July 13, 1977: A Remembrance

An excerpt from my doctoral dissertation, CRITICAL RACE POETICS AND THE GHOSTLY MATTER OF U.S. V. NARCISO AND PEREZ:

On July 13, 1977, after deliberating for 94 hours over the span of 15 days, the jury finally reached a verdict.

From Leonora Perez’s diary:

July 13, Wednesday: Went to Det. Cadillac w/ Daddy only. Itay, Inay, Ellen and company did not feel like going so they stayed. On our way to the hotel we heard on WWJ Tom McIntyre that maybe today is the day of the verdict because when the jury went inside the courtroom they were not dressed in blue jeans like before but it could also mean they will eat lunch at the renaissance center.
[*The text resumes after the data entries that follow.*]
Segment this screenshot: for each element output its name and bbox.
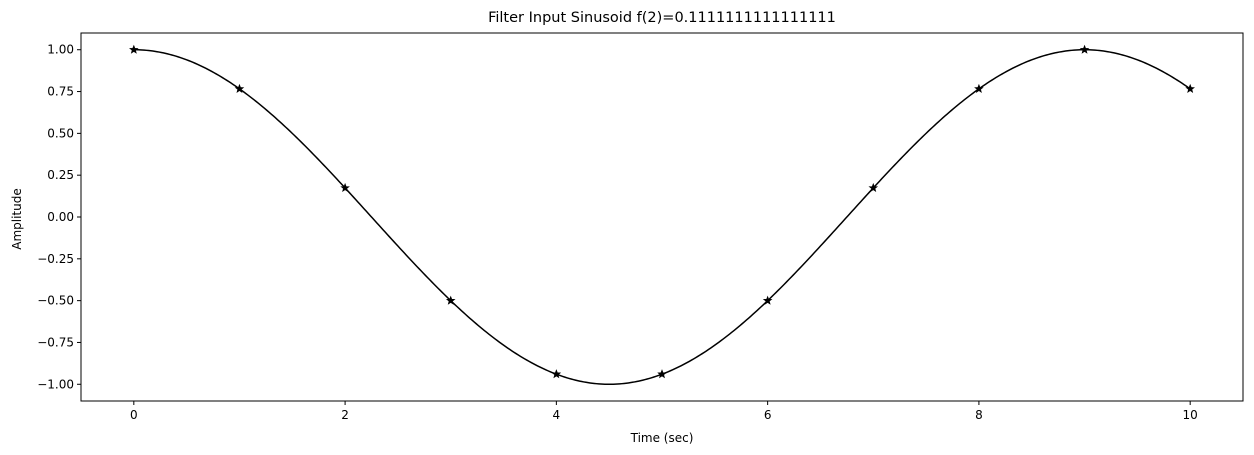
chart-title: Filter Input Sinusoid f(2)=0.11111111111…: [488, 10, 836, 26]
x-axis-label: Time (sec): [630, 431, 694, 445]
sample-markers: [129, 44, 1195, 379]
sample-point-star: [1185, 83, 1195, 93]
sample-point-star: [974, 83, 984, 93]
y-tick-label: −1.00: [37, 377, 74, 391]
y-tick-label: 0.75: [47, 85, 74, 99]
sample-point-star: [551, 369, 562, 379]
x-axis-ticks: 0 2 4 6 8 10: [130, 401, 1198, 422]
sample-point-star: [234, 83, 245, 93]
sinusoid-curve: [133, 48, 1191, 386]
x-tick-label: 8: [975, 408, 983, 422]
sample-point-star: [1079, 44, 1090, 54]
y-tick-label: −0.75: [37, 335, 74, 349]
sample-point-star: [657, 369, 667, 379]
sample-point-star: [868, 182, 879, 193]
y-tick-label: 1.00: [47, 43, 74, 57]
sample-point-star: [129, 44, 139, 54]
sample-point-star: [762, 295, 773, 305]
sample-point-star: [445, 295, 456, 305]
y-axis-ticks: 1.00 0.75 0.50 0.25 0.00 −0.25 −0.50 −0.75 −1.00: [37, 43, 81, 391]
x-tick-label: 2: [341, 408, 349, 422]
y-axis-label: Amplitude: [10, 188, 24, 250]
axes-frame: [80, 32, 1244, 402]
x-tick-label: 4: [553, 408, 561, 422]
y-tick-label: 0.00: [47, 210, 74, 224]
x-tick-label: 10: [1183, 408, 1198, 422]
sample-point-star: [340, 182, 350, 193]
x-tick-label: 0: [130, 408, 138, 422]
y-tick-label: −0.50: [37, 294, 74, 308]
y-tick-label: 0.50: [47, 126, 74, 140]
y-tick-label: 0.25: [47, 168, 74, 182]
plot-area: [129, 44, 1195, 386]
y-tick-label: −0.25: [37, 252, 74, 266]
x-tick-label: 6: [764, 408, 772, 422]
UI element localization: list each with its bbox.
So we hurriedly drove and reached the hotel and we say Tom O’Brien. Had to order breakfast for us when Grace and Cora came down to say they need us right away. Tom checked with Shirley so we waited and comes Vicky running and hurry up that today is the verdict. So we hurried up to the 25th floor and dressed up. Called Ellen so the family can come. Cameras flocked around us and we reached court were the only ones they were waiting for. The courtroom was packed with reporters, supporters, etc. Before they started the lawyers went in to the chamber and they were told whatever the verdict is the girls will go home till 9am tomorrow.

The 12 jurors came in and never looked at us. So the foreman handed in the verdict and the judge asked Steven Greenlay to read and read it. Narciso is found guilty on count 1 which is conspiracy, so I told myself my god I’m also guilty. They dropped PI’s [a.k.a. Filipina Narciso’s] murder and one poisoning. We were convicted on 3 counts of poisoning each and 1 count of conspiracy.

Everybody was shocked, disbelief and stunned. We went in to the institute and never said a word. My parents came, I just cried when I saw my mother, Ellen & co. and most of all my 2 boys. We went home very very sad. Could not take it. Went to PI’s to join for a prayer. Had interview w/ Kirk Cheyfitz and also Ann Arbor News. Met sympathizers. Home to Detroit. [1]

As Filipina Narciso and Leonora Perez potentially faced life imprisonment on account of poisoning, a wave of protests in support of the two nurses continued. Protesters charged the FBI with racial discrimination and legal lynching. At one rally a few days after the verdict, Filipina Narciso and Leonora Perez spoke out. “On the 13th day of July,” said Filipina Narciso, “justice died.” Leonora Perez said that she had simply “lost [her] faith in the American system.” [2]

NOTES:
[1]
From Leonora Perez’s unpublished prison diaries.
[2] Filipina Narciso and Leonora Perez are quoted in “Hundreds Protest Conviction of Nurses in Poisoning,” Los Angeles Times, July 18, 1977, B4.